The story goes that a well regulated militia was the eighteenth century equivalent to a modern professional army or police force. But the fact is that phrase had been in common usage for a century, and meant nothing at all like we would interpret it today. The phrase "well regulated", as used at the time of the constitutional convention, referred to the property of something being in proper working order. Something that was well-regulated was calibrated correctly, functioning as expected. Establishing government oversight of the people's arms was not only not the intent in using the phrase in the 2nd amendment, it was precisely to render the government powerless to do so that the founders wrote it.
It's also interesting to consider the next phrase, "being necessary to the security of a free state". It doesn't simply claim that this militia is necessary to the security of the state, it specifically claims it is necessary to preserve the security of a FREE state. Although we can agree the concept of small arms to contain the 'tyranny' of the federal government is ludicrous today, things were much different in 1780, and that concept was critical. They had just finished raising a militia to fight for independence - it was reasonable that they might have to do so again.
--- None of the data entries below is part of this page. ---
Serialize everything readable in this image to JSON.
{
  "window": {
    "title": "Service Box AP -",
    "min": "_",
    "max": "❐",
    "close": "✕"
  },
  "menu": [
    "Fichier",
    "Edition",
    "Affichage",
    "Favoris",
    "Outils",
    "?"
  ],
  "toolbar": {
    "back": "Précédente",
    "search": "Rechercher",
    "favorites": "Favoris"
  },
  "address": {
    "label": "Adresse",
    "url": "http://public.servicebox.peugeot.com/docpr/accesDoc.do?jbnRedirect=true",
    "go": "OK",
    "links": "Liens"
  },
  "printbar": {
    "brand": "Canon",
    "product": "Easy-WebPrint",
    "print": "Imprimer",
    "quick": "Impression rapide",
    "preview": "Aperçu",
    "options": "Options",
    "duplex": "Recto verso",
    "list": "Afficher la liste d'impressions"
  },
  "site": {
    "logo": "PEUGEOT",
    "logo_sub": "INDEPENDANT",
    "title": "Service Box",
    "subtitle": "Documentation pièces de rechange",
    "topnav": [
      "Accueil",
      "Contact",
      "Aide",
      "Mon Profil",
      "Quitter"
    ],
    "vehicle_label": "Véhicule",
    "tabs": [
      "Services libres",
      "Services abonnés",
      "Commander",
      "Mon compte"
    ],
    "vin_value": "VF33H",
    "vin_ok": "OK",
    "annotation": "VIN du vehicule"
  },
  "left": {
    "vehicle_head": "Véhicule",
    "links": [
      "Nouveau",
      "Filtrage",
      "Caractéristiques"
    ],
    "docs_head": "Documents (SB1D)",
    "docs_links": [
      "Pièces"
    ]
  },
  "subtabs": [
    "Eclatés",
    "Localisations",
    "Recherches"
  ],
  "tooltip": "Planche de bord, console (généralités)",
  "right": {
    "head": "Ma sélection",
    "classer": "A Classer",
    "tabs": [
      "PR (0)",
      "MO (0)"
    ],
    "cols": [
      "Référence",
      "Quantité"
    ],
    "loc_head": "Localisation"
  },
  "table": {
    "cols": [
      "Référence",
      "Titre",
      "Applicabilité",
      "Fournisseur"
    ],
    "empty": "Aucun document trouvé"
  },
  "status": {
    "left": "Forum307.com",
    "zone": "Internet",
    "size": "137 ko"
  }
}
Third, what did they mean by 'militia'? Well, there was no army. If there was a challenge, invaders or Indian raids or riots or armed gangs, the law was clear. All able-bodied men would muster with their own weapons, horses and equipment. The state neither supplied nor issued anything - the militia was the collective defense mechanism for the community, and after the threat was addressed they went back to their farms and businesses. So there was no separate entity called the 'militia' - the militia WAS the people.
Lastly, there have been tremendous arguments around who, exactly, "the people" are in the phrase "the right of the people to keep and bear arms...". Over the years, the Supreme Court has been resistant to providing a firm legal decision on this question. In 1939, in the Miller decision, the court affirmed a collective rights approach only - they did not go so far as to affirm that this verbiage necessitated an individual rights interpretation. Finally, with the modern interpretations of the 2nd amendment ascendant, the court in Heller in 2008 did conclude that this phrase was a guarantee of an individual right to firearms ownership.
So look. You can adopt any interpretation that pleases you - I like to be as careful as I can be to avoid motivated reasoning or wishful thinking, but everyone is different. But what you can't do is stamp your feet and insist that your more-favorable-to-gun-regulation interpretation is the obvious, or the only one possible. Indeed, all of the judicial interpretations now in force point in precisely the opposite direction.